I don’t disagree there’re a lot of factors to balance, each important with their own pros and cons but emergencies have their own leads iyswim. Scientists wouldn’t lead a military emergency but a biological emergency is something they really have to be the underlying guide in all factors.
In an ( it turned out a misguided) attempt at transparency and keeping the public informed an unintentional (intentional?) belief that everyone understood the contexts and terminology and could therefore make absolute statements of opinion based on things they simply didn’t have the background knowledge to fully understand emerged quite forcefully.

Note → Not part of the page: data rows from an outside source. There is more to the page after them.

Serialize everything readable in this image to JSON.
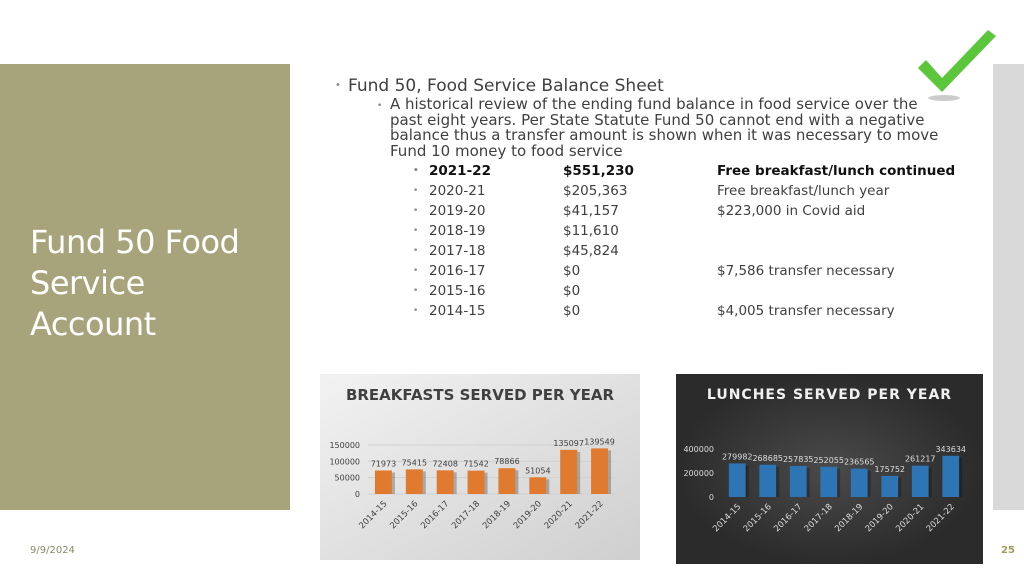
{
  "slide": {
    "title": "Fund 50 Food Service Account",
    "heading": "Fund 50, Food Service Balance Sheet",
    "description": "A historical review of the ending fund balance in food service over the past eight years.  Per State Statute Fund 50 cannot end with a negative balance thus a transfer amount is shown when it was necessary to move Fund 10 money to food service",
    "date": "9/9/2024",
    "page": "25"
  },
  "table": {
    "rows": [
      {
        "year": "2021-22",
        "amount": "$551,230",
        "note": "Free breakfast/lunch continued"
      },
      {
        "year": "2020-21",
        "amount": "$205,363",
        "note": "Free breakfast/lunch year"
      },
      {
        "year": "2019-20",
        "amount": "$41,157",
        "note": "$223,000 in Covid aid"
      },
      {
        "year": "2018-19",
        "amount": "$11,610"
      },
      {
        "year": "2017-18",
        "amount": "$45,824"
      },
      {
        "year": "2016-17",
        "amount": "$0",
        "note": "$7,586 transfer necessary"
      },
      {
        "year": "2015-16",
        "amount": "$0"
      },
      {
        "year": "2014-15",
        "amount": "$0",
        "note": "$4,005 transfer necessary"
      }
    ]
  },
  "chart_data": [
    {
      "type": "bar",
      "title": "BREAKFASTS SERVED PER YEAR",
      "categories": [
        "2014-15",
        "2015-16",
        "2016-17",
        "2017-18",
        "2018-19",
        "2019-20",
        "2020-21",
        "2021-22"
      ],
      "values": [
        71973,
        75415,
        72408,
        71542,
        78866,
        51054,
        135097,
        139549
      ],
      "color": "#e07a2e",
      "ylim": [
        0,
        150000
      ],
      "yticks": [
        0,
        50000,
        100000,
        150000
      ],
      "grid": true
    },
    {
      "type": "bar",
      "title": "LUNCHES SERVED PER YEAR",
      "categories": [
        "2014-15",
        "2015-16",
        "2016-17",
        "2017-18",
        "2018-19",
        "2019-20",
        "2020-21",
        "2021-22"
      ],
      "values": [
        279982,
        268685,
        257835,
        252055,
        236565,
        175752,
        261217,
        343634
      ],
      "color": "#2e75b6",
      "ylim": [
        0,
        400000
      ],
      "yticks": [
        0,
        200000,
        400000
      ],
      "grid": false
    }
  ]
}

The over riding sentiment is always a reference to an offence at being inferred as stupid and admitting that you have a gap in your knowledge as a serious failing. It’s quite bizarre, I don’t get the hump with calling a gas engineer to install a boiler because they patently know more than i do about it and I run the risk of blowing myself up, but apparently agreeing with experts in virology, in the majority rather than taking a punt on an outsider because what they’re saying feels more comfortable to me but I have no tools whatsoever to prove or disprove is being a sheep?
Even then, scientists see misinformation, address it and open it up to their peers to review and that’s then dismissed whilst there is celebration from the sidelines because they still have the odd person with credentials that confirms their worldview and allows them to be taken seriously when they urge others to ‘ignore the science’.
I’m not saying that scientists are infallible, I doubt many would proclaim that about themselves but in a situation involving a biological element it’s ridiculous to not hold it as the underpinning element of all decisions.